What is the difference between TIFF and RAW?
RAW is a capture format — it records the unprocessed sensor data from a camera, usually in a proprietary format specific to the camera manufacturer (CR3 for Canon, NEF for Nikon, ARW for Sony). TIFF is an edited, processed image. Photographers typically develop RAW files in Lightroom or Capture One, then export to TIFF for further editing in Photoshop. RAW is the negative; TIFF is the developed print.
Can TIFF files contain multiple pages or layers?
Yes. Multi-page TIFF stores multiple images in a single file — each image is called a "directory" in TIFF terminology. This is how scanned document archives work: a 50-page scanned contract is a single 50-directory TIFF file. Photoshop also uses TIFF multi-page capability to embed layer data, though this creates TIFFs that other software cannot read fully.
Is TIFF an open format?
TIFF is an open specification — the TIFF 6.0 spec is publicly available and there are no licensing fees to implement a TIFF reader or writer. Adobe holds the trademark and maintains the specification, but they have not restricted its use. This is distinct from genuinely open standards like PNG (ISO/IEC 15948) or WebP (developed by Google and open-sourced under BSD license). TIFF is practically open despite not being formally controlled by a standards body.

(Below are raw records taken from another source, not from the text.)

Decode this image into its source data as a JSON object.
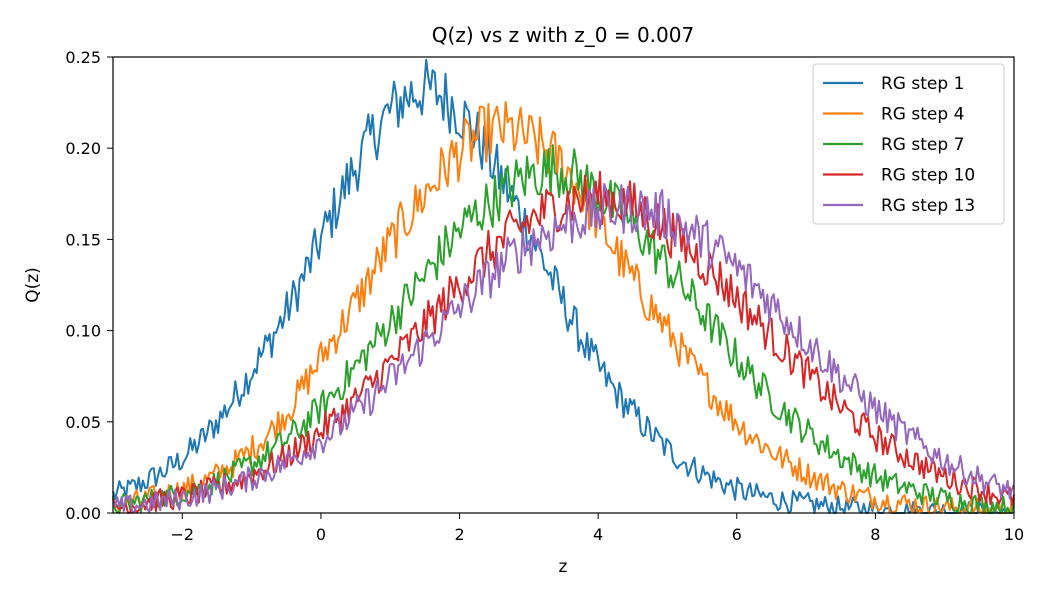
{
  "chart_data": {
    "type": "line",
    "title": "Q(z) vs z with z_0 = 0.007",
    "xlabel": "z",
    "ylabel": "Q(z)",
    "xlim": [
      -3,
      10
    ],
    "ylim": [
      0,
      0.25
    ],
    "xticks": [
      -2,
      0,
      2,
      4,
      6,
      8,
      10
    ],
    "xtick_labels": [
      "−2",
      "0",
      "2",
      "4",
      "6",
      "8",
      "10"
    ],
    "yticks": [
      0,
      0.05,
      0.1,
      0.15,
      0.2,
      0.25
    ],
    "ytick_labels": [
      "0.00",
      "0.05",
      "0.10",
      "0.15",
      "0.20",
      "0.25"
    ],
    "grid": false,
    "legend_position": "top-right",
    "series": [
      {
        "name": "RG step 1",
        "color": "#1f77b4",
        "x": [
          -3,
          -2.5,
          -2,
          -1.5,
          -1,
          -0.5,
          0,
          0.5,
          1,
          1.5,
          2,
          2.5,
          3,
          3.5,
          4,
          4.5,
          5,
          5.5,
          6,
          6.5,
          7,
          7.5,
          8,
          8.5,
          9,
          9.5,
          10
        ],
        "y": [
          0.01,
          0.018,
          0.03,
          0.05,
          0.078,
          0.11,
          0.15,
          0.19,
          0.22,
          0.232,
          0.22,
          0.19,
          0.155,
          0.115,
          0.08,
          0.055,
          0.035,
          0.022,
          0.013,
          0.008,
          0.005,
          0.003,
          0.002,
          0.001,
          0.001,
          0.0005,
          0.0003
        ]
      },
      {
        "name": "RG step 4",
        "color": "#ff7f0e",
        "x": [
          -3,
          -2.5,
          -2,
          -1.5,
          -1,
          -0.5,
          0,
          0.5,
          1,
          1.5,
          2,
          2.5,
          3,
          3.5,
          4,
          4.5,
          5,
          5.5,
          6,
          6.5,
          7,
          7.5,
          8,
          8.5,
          9,
          9.5,
          10
        ],
        "y": [
          0.004,
          0.008,
          0.013,
          0.021,
          0.035,
          0.055,
          0.085,
          0.115,
          0.148,
          0.175,
          0.198,
          0.21,
          0.205,
          0.19,
          0.16,
          0.128,
          0.1,
          0.073,
          0.05,
          0.034,
          0.022,
          0.013,
          0.008,
          0.005,
          0.003,
          0.002,
          0.001
        ]
      },
      {
        "name": "RG step 7",
        "color": "#2ca02c",
        "x": [
          -3,
          -2.5,
          -2,
          -1.5,
          -1,
          -0.5,
          0,
          0.5,
          1,
          1.5,
          2,
          2.5,
          3,
          3.5,
          4,
          4.5,
          5,
          5.5,
          6,
          6.5,
          7,
          7.5,
          8,
          8.5,
          9,
          9.5,
          10
        ],
        "y": [
          0.004,
          0.007,
          0.011,
          0.017,
          0.027,
          0.04,
          0.058,
          0.08,
          0.105,
          0.13,
          0.155,
          0.172,
          0.185,
          0.188,
          0.175,
          0.158,
          0.135,
          0.11,
          0.085,
          0.063,
          0.045,
          0.031,
          0.02,
          0.013,
          0.008,
          0.005,
          0.003
        ]
      },
      {
        "name": "RG step 10",
        "color": "#d62728",
        "x": [
          -3,
          -2.5,
          -2,
          -1.5,
          -1,
          -0.5,
          0,
          0.5,
          1,
          1.5,
          2,
          2.5,
          3,
          3.5,
          4,
          4.5,
          5,
          5.5,
          6,
          6.5,
          7,
          7.5,
          8,
          8.5,
          9,
          9.5,
          10
        ],
        "y": [
          0.003,
          0.006,
          0.009,
          0.014,
          0.021,
          0.031,
          0.045,
          0.062,
          0.082,
          0.103,
          0.125,
          0.145,
          0.16,
          0.17,
          0.173,
          0.168,
          0.155,
          0.138,
          0.118,
          0.097,
          0.077,
          0.058,
          0.042,
          0.03,
          0.02,
          0.013,
          0.008
        ]
      },
      {
        "name": "RG step 13",
        "color": "#9467bd",
        "x": [
          -3,
          -2.5,
          -2,
          -1.5,
          -1,
          -0.5,
          0,
          0.5,
          1,
          1.5,
          2,
          2.5,
          3,
          3.5,
          4,
          4.5,
          5,
          5.5,
          6,
          6.5,
          7,
          7.5,
          8,
          8.5,
          9,
          9.5,
          10
        ],
        "y": [
          0.003,
          0.005,
          0.008,
          0.013,
          0.019,
          0.028,
          0.04,
          0.055,
          0.073,
          0.093,
          0.113,
          0.132,
          0.148,
          0.158,
          0.165,
          0.167,
          0.162,
          0.15,
          0.134,
          0.115,
          0.095,
          0.075,
          0.057,
          0.042,
          0.029,
          0.019,
          0.012
        ]
      }
    ]
  }
}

What software opens TIFF files?
Most professional imaging software opens TIFF natively: Photoshop, GIMP, Lightroom, Capture One, Affinity Photo, GIMP, and Preview on macOS. On Windows, Photos and Paint both open common TIFF variants. For GeoTIFF specifically, QGIS (v3.34.x, GPL-2.0) and ArcGIS handle the geospatial extensions that generic image viewers ignore.
Should I store my photos as TIFF for archiving?
If you have the disk space and your workflow is entirely lossless, TIFF is a reasonable archival format. But RAW files are better for camera output (they preserve more sensor data in less space), and DNG (Adobe's open RAW container) is a strong alternative for long-term archival. For edited, processed images where you want a lossless master, TIFF is fine. For casual personal photo archives where storage space matters, lossless PNG or even high-quality JPEG is more practical. See Lossy vs Lossless Compression for the full tradeoff breakdown.